Ces facteurs continuent à se développer et pourraient conduire à l’effondrement de l’empire américain. En particulier, le gouvernement américain, désormais dirigé par les démocrates, continue de déverser ses ressources dans le gouffre des dépenses militaires (voir le blog de janvier cet année) et de faire monter des tensions qui pourraient conduire à des guerres avec la Chine, la Russie, l’Iran, etc. Et pendant ce temps, l’appauvrissement des zones rurales se poursuit.

La guerre civile n’a pas éclaté le 6 janvier de cette année lorsque les partisans de Trump ont pris d’assaut le Capitole américain. Et l’Empire ne s’est pas encore écrasé. Mais les tensions entre les différentes régions des États-Unis que j’ai décrites à l’époque continuent de se développer, comme le montrent les nouvelles cartes suivantes.

La première est une carte des États, montrant en rouge ceux qui sont susceptibles d’interdire l’avortement si la Cour suprême des États-Unis décide l’été prochain, comme prévu, d’autoriser les États à le faire. Celles qui ont besoin d’un avortement dans ces États, si elles ont assez d’argent, devront se rendre dans un autre État pour se faire avorter. Notez la ressemblance avec les cartes ci-dessus.


Deuxièmement, une carte des États montrent en bleu et en violet, ceux ou les citoyens. possèdent de nombreuses armes. Les États qui ont voté pour Trump sont plus susceptibles d’avoir accumulé des armes qui pourraient être utilisées dans une guerre civile.

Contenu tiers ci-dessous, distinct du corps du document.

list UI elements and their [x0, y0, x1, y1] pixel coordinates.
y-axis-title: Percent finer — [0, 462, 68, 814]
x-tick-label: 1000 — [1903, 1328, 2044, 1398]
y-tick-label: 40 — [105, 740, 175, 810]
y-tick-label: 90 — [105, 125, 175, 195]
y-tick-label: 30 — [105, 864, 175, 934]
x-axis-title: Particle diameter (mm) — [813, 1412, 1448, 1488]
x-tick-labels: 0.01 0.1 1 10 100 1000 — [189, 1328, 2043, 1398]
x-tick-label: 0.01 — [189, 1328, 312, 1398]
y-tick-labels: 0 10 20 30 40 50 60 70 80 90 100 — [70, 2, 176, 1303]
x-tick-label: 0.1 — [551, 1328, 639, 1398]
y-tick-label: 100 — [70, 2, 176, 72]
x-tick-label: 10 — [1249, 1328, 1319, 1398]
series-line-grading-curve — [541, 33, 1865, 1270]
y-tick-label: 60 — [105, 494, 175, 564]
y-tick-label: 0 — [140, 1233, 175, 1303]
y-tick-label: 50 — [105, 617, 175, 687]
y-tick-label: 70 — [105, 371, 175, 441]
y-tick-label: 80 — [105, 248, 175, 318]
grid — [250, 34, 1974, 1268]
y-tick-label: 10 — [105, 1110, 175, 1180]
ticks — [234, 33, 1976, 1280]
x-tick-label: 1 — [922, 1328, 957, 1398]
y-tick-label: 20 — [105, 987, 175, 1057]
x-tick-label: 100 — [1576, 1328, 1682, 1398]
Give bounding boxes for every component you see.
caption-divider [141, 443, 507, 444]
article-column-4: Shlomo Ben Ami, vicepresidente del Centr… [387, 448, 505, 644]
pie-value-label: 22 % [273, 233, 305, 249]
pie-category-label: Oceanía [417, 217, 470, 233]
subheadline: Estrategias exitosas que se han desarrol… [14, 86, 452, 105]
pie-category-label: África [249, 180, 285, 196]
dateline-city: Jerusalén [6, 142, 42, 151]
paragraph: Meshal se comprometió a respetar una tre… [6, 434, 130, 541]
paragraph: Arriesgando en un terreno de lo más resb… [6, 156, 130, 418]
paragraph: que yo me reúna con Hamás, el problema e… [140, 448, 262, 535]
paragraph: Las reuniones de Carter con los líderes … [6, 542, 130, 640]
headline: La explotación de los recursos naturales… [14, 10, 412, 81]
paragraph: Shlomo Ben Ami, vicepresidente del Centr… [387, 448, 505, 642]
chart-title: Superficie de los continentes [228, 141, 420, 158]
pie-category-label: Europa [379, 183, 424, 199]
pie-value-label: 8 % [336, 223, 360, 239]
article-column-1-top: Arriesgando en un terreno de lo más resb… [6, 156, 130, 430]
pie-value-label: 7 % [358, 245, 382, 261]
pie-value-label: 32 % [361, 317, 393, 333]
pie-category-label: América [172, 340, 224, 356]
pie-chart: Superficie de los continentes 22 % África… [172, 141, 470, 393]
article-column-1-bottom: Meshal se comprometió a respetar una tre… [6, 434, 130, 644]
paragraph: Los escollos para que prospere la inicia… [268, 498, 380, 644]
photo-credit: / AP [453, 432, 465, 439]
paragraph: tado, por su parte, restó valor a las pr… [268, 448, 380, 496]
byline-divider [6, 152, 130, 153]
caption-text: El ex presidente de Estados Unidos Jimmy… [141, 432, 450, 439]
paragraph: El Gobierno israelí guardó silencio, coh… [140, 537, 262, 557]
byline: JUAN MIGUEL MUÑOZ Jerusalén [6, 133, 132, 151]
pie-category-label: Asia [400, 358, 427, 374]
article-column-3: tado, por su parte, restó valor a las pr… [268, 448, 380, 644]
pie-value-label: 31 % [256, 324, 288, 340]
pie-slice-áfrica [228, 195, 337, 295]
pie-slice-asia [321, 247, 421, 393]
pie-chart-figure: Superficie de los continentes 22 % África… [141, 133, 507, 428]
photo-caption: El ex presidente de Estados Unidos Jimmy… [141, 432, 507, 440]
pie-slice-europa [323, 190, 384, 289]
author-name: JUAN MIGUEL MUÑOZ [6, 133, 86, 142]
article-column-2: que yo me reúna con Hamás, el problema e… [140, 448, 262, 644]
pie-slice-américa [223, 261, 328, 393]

Dans un autre blog, écrit un mois plus tard que celui mentionné ci-dessus, j’ai écrit que “face aux prédictions pessimistes pour les États-Unis, pouvant arriver à la guerre civile, de nombreuses initiatives progressistes avancent”. J’ai mentionné les initiatives progressistes des syndicats, des universités, des organisations de défense des droits civiques, des militants pour le climat, des militants pour la paix, des gouvernements municipaux et des membres progressistes du congrès. Ceux-ci continuent également à se développer.

C’est la dialectique de l’Histoire en action, faisant naître l’espoir que le krach de l’empire aura un atterrissage en douceur.

Où tout cela mènera-t-il ? Seul le temps nous le dira.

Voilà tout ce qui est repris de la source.